One professor subject to the FOIA described it as anti-union advocates "going after folks they don't agree with."
These "requests" were sent to Labor Studies Center at the University of Michigan and the Douglas A. Fraser Center for Workplace Issues at Wayne State University. A third FOIA was directed to Michigan State University, which has a School of Human Resources & Labor Relations. The requests specifically target the following search terms: "Scott Walker," "Maddow," "Wisconsin," "Madison," and "any other emails dealing with the collective bargaining situation in Wisconsin."
Why Rachel Maddow? Probably because of this video:
Conservatives talk a great game when they claim they are the only defenders of "freedom" (the following is typical Republican speak which is adapted to whatever social issues they happen to be promoting or reacting against)
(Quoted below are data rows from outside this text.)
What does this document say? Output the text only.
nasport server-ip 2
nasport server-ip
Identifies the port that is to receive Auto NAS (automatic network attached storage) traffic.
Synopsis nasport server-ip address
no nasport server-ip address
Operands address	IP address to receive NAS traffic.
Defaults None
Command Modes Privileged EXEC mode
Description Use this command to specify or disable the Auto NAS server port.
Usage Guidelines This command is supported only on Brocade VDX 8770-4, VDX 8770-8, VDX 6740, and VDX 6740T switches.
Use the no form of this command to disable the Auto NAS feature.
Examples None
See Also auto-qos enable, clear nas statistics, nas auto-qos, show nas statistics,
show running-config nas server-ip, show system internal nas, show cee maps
while at the same time invading the freedom of speech of others–whether these professors have said anything objectionable or not is not the point. We live in a country where, as has previously been said, Americans are allowed to say ANYTHING, no matter how objectionable it may be (i.e. Westboro Baptist Church, white supremacist groups, etc). The fundamental right to freedom of speech is being impinged upon to the point where we are seeing it trampled in front of our faces–and what will the people of the United States do about it? I think the band Sugarland has a great idea: STAND UP. USE YOUR VOICE:
It is clear that the FOIA is going to be used as a weapon to silence academics, and that conservatives in America have made a stand against labor, against unions, and against anyone who doesn't agree with them.
It should surprise no one that the biggest major contributor to the Mackinac Center are, according to Mother Jones, "Charles G. Koch Foundation ($69,151), founded by the chairman and CEO of Koch Industries, who, with his brother, David, is a major backer of conservative causes; the Dick and Betsy DeVos Foundation ($80,000), the charity tied to the son of the co-founder of Amway, the multibillion-dollar direct marketing company; the Edgar and Elsa Prince Foundation, established by the parents of Blackwater founder Erik Prince, who serves as the foundation's vice president ($195,000); and the Walton Family Foundation ($100,000), established by Wal-Mart founder Sam Walton and his wife, Helen."
Perhaps it's time to start boycotting Amway, Walmart, and anything made by Koch Industries:
- Lycra Fiber
- Coolmax Fabrics
Georgia-Pacific paper and wood products:
- Quilted Northern toilet paper
- Angel Soft toilet paper
- Soft 'n' Gentle toilet paper
- Mardi Gras toilet paper
- Vanity Fair paper plate and napkins
- Brawny paper towels
- Dixie cups
- Plytanium plywood
As the misuse of the Freedom of Information Act continues by conservatives, I am reminded of the words of Martin Niemoller:
First they came for the Socialists, and I did not speak out –
Because I was not a Socialist.
Then they came for the Trade Unionists, and I did not speak out –
Because I was not a Trade Unionist.
Then they came for the Jews, and I did not speak out –
Because I was not a Jew.
Then they came for me — and there was no one left to speak for me.